Lettere
Medvedev pensa al dopo-Putin? Risposta all'ambasciata russa
Chi ha scritto al direttore Claudio Cerasa
Al direttore - Domani il ministro dello Sviluppo Giancarlo Giorgetti sarà all’Ilva di Taranto, in una visita a sorpresa per evitare contestazioni. L’ultima volta era stato l’allora presidente Conte, la notte della vigilia di Natale 2019, a sedersi a cavalcioni sui banchi del consiglio di fabbrica per annunciare ai lavoratori che avrebbe rinunciato alla “causa del secolo” per far entrare lo stato in società con ArcelorMittal. Da allora l’azienda ha completato il piano ambientale, mentre quello industriale stenta a decollare. I sindacati da mesi chiedono di spostare la vertenza dal ministero del Lavoro, dove non hanno firmato l’accordo per la cassa integrazione concessa da Orlando, al Mise. Lo stesso Giorgetti, al netto delle promesse che fa quando parla della siderurgia italiana al nord, da due anni tiene il dossier Ilva fermo (come dichiarato dal suo viceministro Todde) bloccato ogni volta da una campagna elettorale. Giorgetti se vuole fare la differenza e dare prova di governo, sa che l’unica cosa che può fare giovedì in fabbrica è dire la data di riavvio dell’altoforno 5. Chi l’ha detto che così non vinca anche le amministrative?
Annarita Digiorgio
Al direttore - “Pacifismo non è soltanto invocare la pace, pregare per la pace, dare testimonianza di volere la pace […]. Questo è il pacifismo etico-religioso, che si ispira consapevolmente all’etica delle buone intenzioni. Opporre la nonviolenza assoluta in ogni forma, anche la più piccola, di violenza. Offrire l’altra guancia. Meglio morire come Abele che vivere come Caino. Non è più possibile distinguere guerre giuste da guerre ingiuste. Tutte le guerre sono ingiuste. [Ma] non è forse vero che l’impotenza dell’uomo mite finisce per favorire il prepotente? In una situazione in cui, per osservare il principio della nonviolenza tutti gli stati fossero disposti a gettare le armi, l’unico che si rifiutasse di farlo diventerebbe il padrone del mondo” (Norberto Bobbio, “Il problema della guerra e le vie della pace”, il Mulino, prefazione alla quarta edizione, 1997).
Michele Magno
A proposito di chi parla di pace e di chi gioca con la pace.
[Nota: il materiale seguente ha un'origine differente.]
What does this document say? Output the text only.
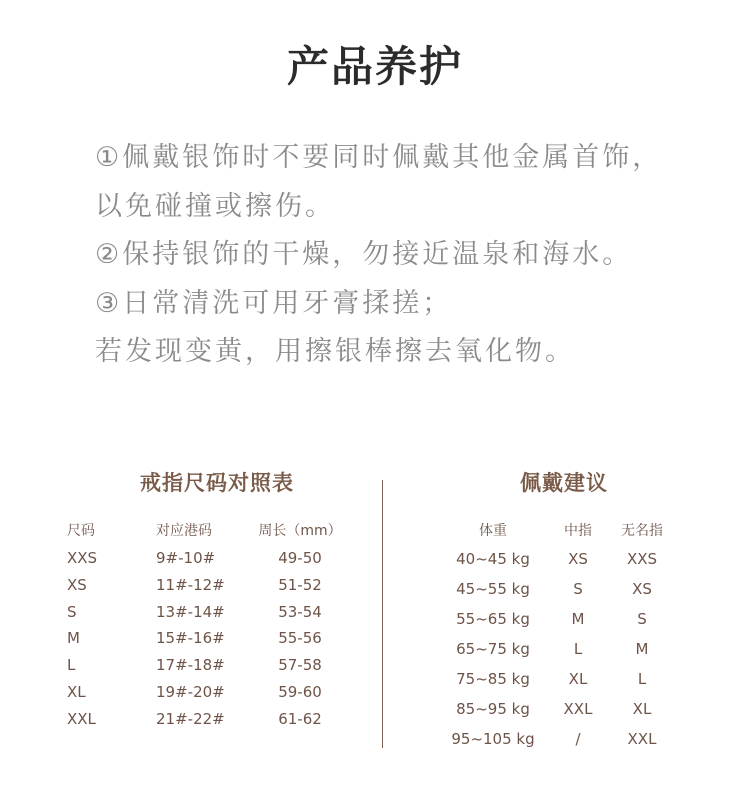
产品养护
①佩戴银饰时不要同时佩戴其他金属首饰，
以免碰撞或擦伤。
②保持银饰的干燥，勿接近温泉和海水。
③日常清洗可用牙膏揉搓；
若发现变黄，用擦银棒擦去氧化物。
戒指尺码对照表	佩戴建议
尺码	对应港码	周长（mm）
XXS	9#-10#	49-50
XS	11#-12#	51-52
S	13#-14#	53-54
M	15#-16#	55-56
L	17#-18#	57-58
XL	19#-20#	59-60
XXL	21#-22#	61-62
体重	中指	无名指
40~45 kg	XS	XXS
45~55 kg	S	XS
55~65 kg	M	S
65~75 kg	L	M
75~85 kg	XL	L
85~95 kg	XXL	XL
95~105 kg	/	XXL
Ieri, le parole del vicepresidente del Consiglio di sicurezza russo ed ex presidente della Federazione russa, Dmitri Medvedev, sugli occidentali brutti, sporchi e cattivi – “Li odio: sono bastardi e imbranati, vogliono la nostra morte, quella della Russia, e finché sono vivo, farò di tutto per farli sparire” – hanno offerto ragioni per svolgere alcune riflessioni. La prima riflessione riguarda il fatto che finalmente Medvedev ha involontariamente spiegato quali sono le vere ragioni per cui la Russia ha invaso l’Ucraina e tra le ragioni dell’aggressione nel Donbas è evidente che il punto centrale è quello sollevato dall’ex vicepresidente: l’odio nei confronti degli occidentali e l’impossibilità da parte della Russia di poter digerire il percorso democratico, occidentale, imboccato dall’Ucraina. Dunque, grazie Medvedev, che per un istante hai messo da parte la propaganda russa andando dritto al cuore della questione (a proposito di propaganda: ieri l’ambasciata russa in Italia si è preoccupata di smentire il Foglio, e altri giornali, per una ricostruzione “parziale” e “ingiusta”, relativa all’incontro di due giorni fa tra l’ambasciatore russo in Italia e il segretario generale della Farnesina: abbiamo cercato per diversi minuti di capire il senso della smentita dell’ambasciata, la Farnesina ci ha confermato tutto, ma più cercavamo di sforzarci a dare un senso alla propaganda russa e più ci veniva naturale pensare al metodo del pendolo a picchio sulla tastiera usato da Homer Simpson per prendere appunti). La seconda riflessione riguarda una malizia notata da una persona che conosce bene la Russia e che dopo aver ascoltato Medvedev ci ha inviato un sms pungente ma utile da riportare: “Non credevo alle voci sulla salute di Putin ma ora mi pare che Medvedev cerchi di mettersi in gioco per la successione”. Solo malizie. O forse no?